1. A tone signal generating apparatus comprising:

(a) waveform data generating means (14) for generating data relating to at least first and second different periodic waveforms of a tone signal, said waveform data generating means (14) sequentially generating data representative of said first waveform and data representative of said second waveform; and

(b) low-pass filter means (28) for filtering said data generated by said waveform generating means (14) to output a filtered data as said tone signal, said low-pass filter means comprising delay circuit means (33) for delaying data supplied thereto by a time interval determined in accordance with the periods of said first and second waveforms to output a delayed data, and feedback circuit means (31) for feeding said delayed data back to said delay circuit means (33), said feedback means (31) multiplying said delayed data by a predetermined filter coefficient (90, 91 ...) and feeding the resultant data to said delay circuit means (33) as the feedback data, said data generated by said waveform data generating means (14) being supplied to said fedback delay circuit means, the filter means (28) being effective to transform an abrupt input change caused by a transition between said wave forms at its input to a gradual change at its output.

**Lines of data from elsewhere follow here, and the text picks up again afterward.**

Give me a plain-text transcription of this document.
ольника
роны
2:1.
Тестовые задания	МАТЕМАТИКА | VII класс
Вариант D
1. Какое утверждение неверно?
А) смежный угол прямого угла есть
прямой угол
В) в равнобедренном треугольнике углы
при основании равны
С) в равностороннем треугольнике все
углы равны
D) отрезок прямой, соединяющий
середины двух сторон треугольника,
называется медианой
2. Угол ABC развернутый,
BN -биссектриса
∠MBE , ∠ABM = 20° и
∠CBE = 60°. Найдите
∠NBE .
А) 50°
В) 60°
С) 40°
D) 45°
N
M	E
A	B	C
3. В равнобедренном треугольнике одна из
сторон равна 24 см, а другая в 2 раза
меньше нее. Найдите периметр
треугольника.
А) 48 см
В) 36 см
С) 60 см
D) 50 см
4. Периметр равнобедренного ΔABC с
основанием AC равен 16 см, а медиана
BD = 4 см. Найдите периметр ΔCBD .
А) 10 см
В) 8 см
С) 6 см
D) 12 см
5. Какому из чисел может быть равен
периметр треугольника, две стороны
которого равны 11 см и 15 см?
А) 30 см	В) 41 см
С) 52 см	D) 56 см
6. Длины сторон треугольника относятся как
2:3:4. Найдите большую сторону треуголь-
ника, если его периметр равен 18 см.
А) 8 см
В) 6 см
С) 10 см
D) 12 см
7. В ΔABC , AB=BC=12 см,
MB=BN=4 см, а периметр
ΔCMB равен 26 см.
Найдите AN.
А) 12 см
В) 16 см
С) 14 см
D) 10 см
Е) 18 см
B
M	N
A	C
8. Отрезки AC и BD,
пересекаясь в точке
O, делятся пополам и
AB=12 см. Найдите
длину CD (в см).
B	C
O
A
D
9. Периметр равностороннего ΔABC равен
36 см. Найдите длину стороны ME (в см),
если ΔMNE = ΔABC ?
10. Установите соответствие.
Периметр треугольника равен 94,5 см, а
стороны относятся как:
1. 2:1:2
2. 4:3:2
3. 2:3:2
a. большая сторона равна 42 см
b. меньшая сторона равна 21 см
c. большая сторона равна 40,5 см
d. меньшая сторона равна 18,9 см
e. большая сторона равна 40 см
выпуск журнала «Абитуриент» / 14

2. A tone signal generating apparatus according to claim 1, wherein the period of said first waveform is identical to that of said second waveform.

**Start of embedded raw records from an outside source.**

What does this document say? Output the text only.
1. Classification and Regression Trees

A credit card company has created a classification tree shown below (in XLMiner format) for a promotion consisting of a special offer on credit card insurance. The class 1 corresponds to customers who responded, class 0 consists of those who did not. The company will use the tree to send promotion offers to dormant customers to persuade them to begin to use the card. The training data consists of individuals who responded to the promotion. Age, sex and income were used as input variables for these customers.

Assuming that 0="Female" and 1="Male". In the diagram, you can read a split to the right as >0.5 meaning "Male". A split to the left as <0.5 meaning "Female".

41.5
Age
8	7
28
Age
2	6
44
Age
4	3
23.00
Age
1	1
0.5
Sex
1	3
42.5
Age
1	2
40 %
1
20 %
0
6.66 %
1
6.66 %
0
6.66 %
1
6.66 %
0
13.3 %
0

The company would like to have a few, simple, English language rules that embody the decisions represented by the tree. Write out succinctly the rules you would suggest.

3. A tone signal generating apparatus according to claim 2 further comprising a keyboard (11) having a plurality of keys, said waveform data generating means being responsive to a depressed key among said plurality of keys to generate said data at a rate determined by a pitch corresponding to said depressed key.

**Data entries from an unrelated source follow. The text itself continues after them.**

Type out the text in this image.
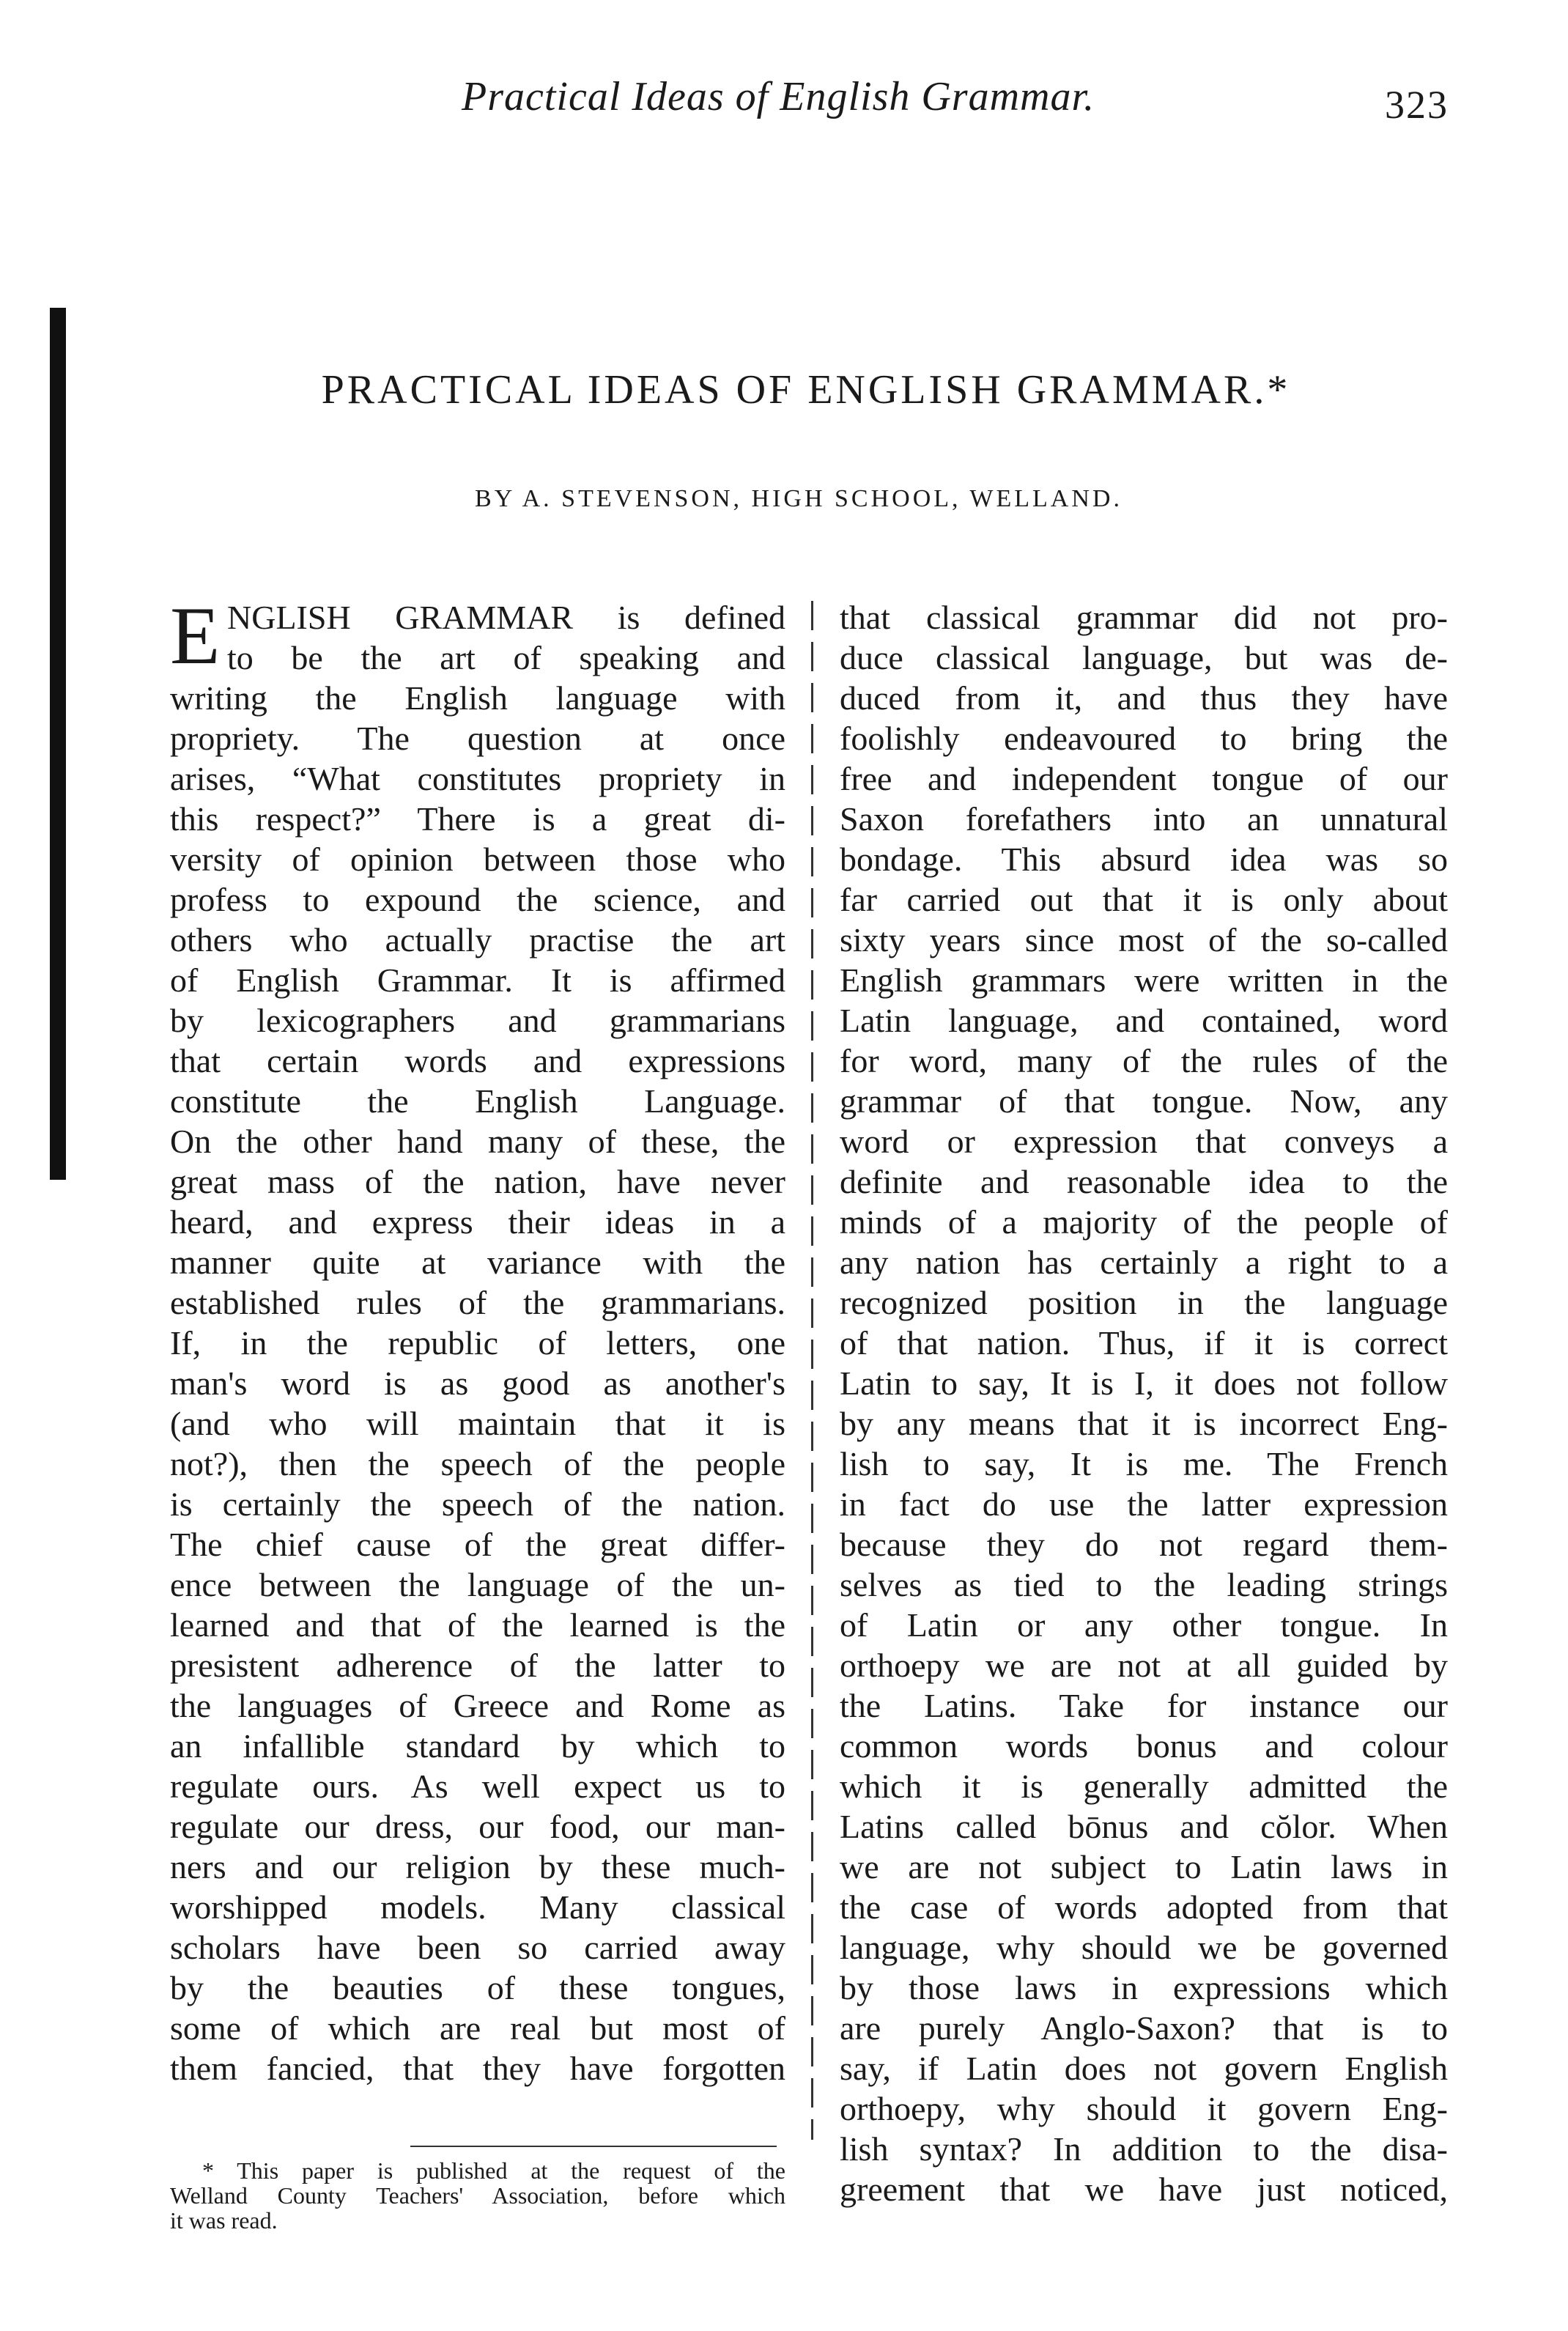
Practical Ideas of English Grammar.	323
PRACTICAL IDEAS OF ENGLISH GRAMMAR.*
BY A. STEVENSON, HIGH SCHOOL, WELLAND.
E NGLISH GRAMMAR is defined
to be the art of speaking and
writing the English language with
propriety. The question at once
arises, “What constitutes propriety in
this respect?” There is a great di-
versity of opinion between those who
profess to expound the science, and
others who actually practise the art
of English Grammar. It is affirmed
by lexicographers and grammarians
that certain words and expressions
constitute the English Language.
On the other hand many of these, the
great mass of the nation, have never
heard, and express their ideas in a
manner quite at variance with the
established rules of the grammarians.
If, in the republic of letters, one
man's word is as good as another's
(and who will maintain that it is
not?), then the speech of the people
is certainly the speech of the nation.
The chief cause of the great differ-
ence between the language of the un-
learned and that of the learned is the
presistent adherence of the latter to
the languages of Greece and Rome as
an infallible standard by which to
regulate ours. As well expect us to
regulate our dress, our food, our man-
ners and our religion by these much-
worshipped models. Many classical
scholars have been so carried away
by the beauties of these tongues,
some of which are real but most of
them fancied, that they have forgotten
that classical grammar did not pro-
duce classical language, but was de-
duced from it, and thus they have
foolishly endeavoured to bring the
free and independent tongue of our
Saxon forefathers into an unnatural
bondage. This absurd idea was so
far carried out that it is only about
sixty years since most of the so-called
English grammars were written in the
Latin language, and contained, word
for word, many of the rules of the
grammar of that tongue. Now, any
word or expression that conveys a
definite and reasonable idea to the
minds of a majority of the people of
any nation has certainly a right to a
recognized position in the language
of that nation. Thus, if it is correct
Latin to say, It is I, it does not follow
by any means that it is incorrect Eng-
lish to say, It is me. The French
in fact do use the latter expression
because they do not regard them-
selves as tied to the leading strings
of Latin or any other tongue. In
orthoepy we are not at all guided by
the Latins. Take for instance our
common words bonus and colour
which it is generally admitted the
Latins called bōnus and cŏlor. When
we are not subject to Latin laws in
the case of words adopted from that
language, why should we be governed
by those laws in expressions which
are purely Anglo-Saxon? that is to
say, if Latin does not govern English
orthoepy, why should it govern Eng-
lish syntax? In addition to the disa-
greement that we have just noticed,
* This paper is published at the request of the
Welland County Teachers' Association, before which
it was read.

4. A tone signal generating apparatus according to claim 3, wherein said delay time corresponds to one period of said first and second waveforms.

5. A tone signal generating apparatus according to claim 3, wherein said delay time corresponds to a plurality of periods of said first and second waveforms.

6. A tone signal generating apparatus according to claim 3, wherein said waveform data generating means comprises memory means (14) storing the data representative of said first and second waveforms and address generator means (13) responsive to said depressed key for outputting address data to said memory means (14) so that said data are read from said memory at a rate determined by a pitch corresponding to said depressed key.

7. A tone signal generating apparatus according to claim 6 further comprising second memory means (15) storing predetermined coefficients (90, 91...), said address generator means (13) further outputting second address data to said second memory means so that said coefficients are read therefrom in synchronism with the readout of said data representative of said waveforms from said memory means (14), said read coefficients being supplied to said feedbacks means (31) as said filter coefficient.

8. A tone signal generating apparatus according to claim 7 further comprising control signal generating means (21) for outputting a switch control signal which repeatedly becomes active in accordance with the readout of said data representative of said waveforms from said first named memory means (14), said low-pass filter means (28) further comprising switch circuit means (30) responsive to said switch control signal for preventing said data read from said memory means (14) from being supplied to said fedback delay circuit means (33) and for feeding said delayed data directly back to said delay circuit means.